Naloxone is a life-saving medication that reverses the harmful effects of heroin and opioids (morphine-like substances) by restoring a person’s ability to breathe again. Until recently, the medication needed to be injected by syringe into a muscle or directly into a vein.
However, not all addicts are able to give mouth-to-mouth resuscitation to a friend. Similarly, relatives or shelter employees may not feel competent to inject the overdose antidote drug or give mouth-to-mouth to addicts.
Nasal spray can be used by anyone
For close to ten years, a research team at NTNU led by Professor Ola Dale has been working on developing a nasal spray so that naloxone can be administered by virtually anyone: police, fire-fighters, security officers, friends or others who are with addicts at risk of overdose.
After a long struggle to finance product development and testing, this spray, called VentiZolve, has been approved in twelve European countries: Norway, Sweden, Denmark, Finland, UK, Ireland, Germany, Belgium, Netherlands, France, Italy and Estonia.
The advantage of a nasal spray is that it is easy to use, and the patient can receive the antidote before emergency medical staff arrive. This can be a lifesaver in a situation where every second counts.
A number of nasal sprays that administer naloxone are already on the market in North America and were approved for use in Canada in 2015 and in the United States in 2016. An Irish company is also seeking approval in Europe for a naloxone-based nasal spray.
A fight for funding
Norway already distributes a type of nasal spray to addicts and their families today. The problem is that this medication was intended to be injected and as provided, the dosage is greater than recommended for the nose. This causes some of the spray to flow into the stomach where the medicine is not effective.

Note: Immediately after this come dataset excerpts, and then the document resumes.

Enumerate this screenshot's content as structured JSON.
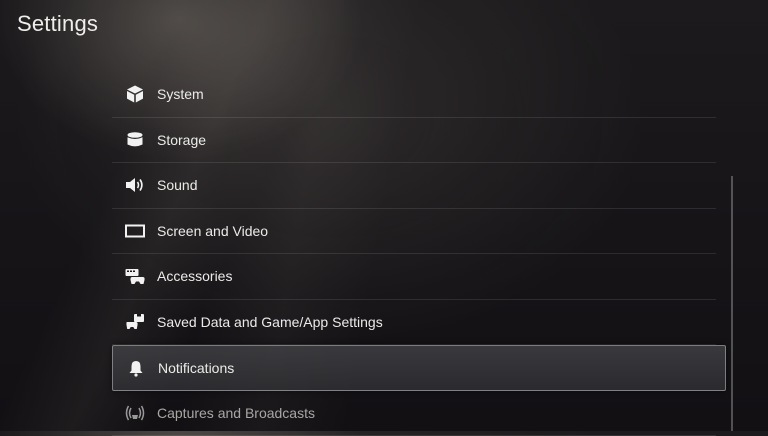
{
  "page": {
    "title": "Settings"
  },
  "menu": {
    "items": [
      {
        "label": "System",
        "icon": "system-cube-icon",
        "selected": false
      },
      {
        "label": "Storage",
        "icon": "storage-cylinder-icon",
        "selected": false
      },
      {
        "label": "Sound",
        "icon": "speaker-icon",
        "selected": false
      },
      {
        "label": "Screen and Video",
        "icon": "screen-icon",
        "selected": false
      },
      {
        "label": "Accessories",
        "icon": "accessories-icon",
        "selected": false
      },
      {
        "label": "Saved Data and Game/App Settings",
        "icon": "saved-data-icon",
        "selected": false
      },
      {
        "label": "Notifications",
        "icon": "bell-icon",
        "selected": true
      },
      {
        "label": "Captures and Broadcasts",
        "icon": "broadcast-icon",
        "selected": false
      }
    ]
  }
}
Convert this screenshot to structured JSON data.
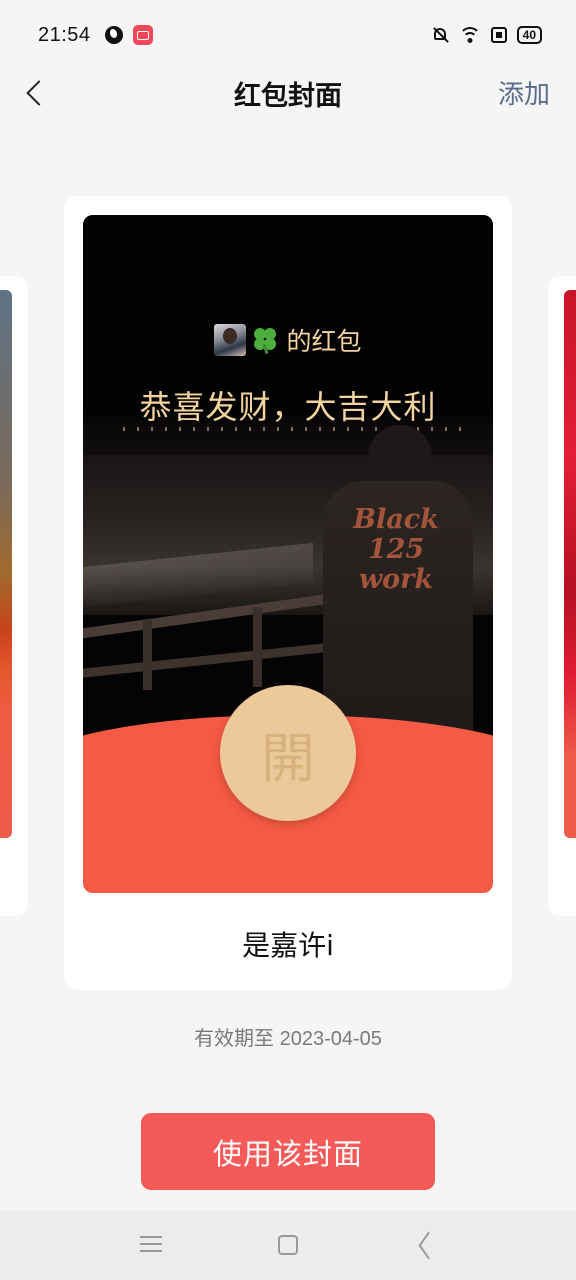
{
  "status_bar": {
    "time": "21:54",
    "battery": "40",
    "icons": [
      "globe-icon",
      "app-notification-icon",
      "bell-off-icon",
      "wifi-icon",
      "sim-icon",
      "battery-icon"
    ]
  },
  "header": {
    "title": "红包封面",
    "action_label": "添加",
    "back_icon": "chevron-left-icon"
  },
  "cover": {
    "sender_suffix": "的红包",
    "blessing": "恭喜发财，大吉大利",
    "open_label": "開",
    "photo_print": "Black 125 work",
    "name": "是嘉许i"
  },
  "validity": "有效期至 2023-04-05",
  "primary_button": "使用该封面",
  "system_nav": {
    "icons": [
      "menu-icon",
      "home-icon",
      "back-icon"
    ]
  },
  "colors": {
    "accent_red": "#f45a58",
    "packet_red": "#f45a45",
    "gold_text": "#f3d39e",
    "open_button": "#ecc99b",
    "link_blue": "#5b6b8c"
  }
}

“My colleagues and I have found it to be an ethical and moral paradox that for years, a vulnerable patient group like drug addicts has been given overdose medications that haven’t been properly tested. Frankly, doctors have just been using what they’ve had in their doctor’s kit. It has been a long struggle to get funding, but now we’ve done it. This is a great day,” said Dale. He notes that a large pharmaceutical company has also just received approval for a similar spray in Europe.
The Norwegian company Farma Industri AS, through a license from NTNU, has navigated the process of successfully bringing the nasal spray to its present status in 12 countries. It will be produced in Norway.
The development of the overdose antidote VentiZolve was supported by coordinating committee at the Central Norway Regional Health Authority, NTNU, St. Olavs Hospital, Unimed Innovation, and the Lærdal Foundation. NTNU Technology Transfer AS has been responsible for all licensing.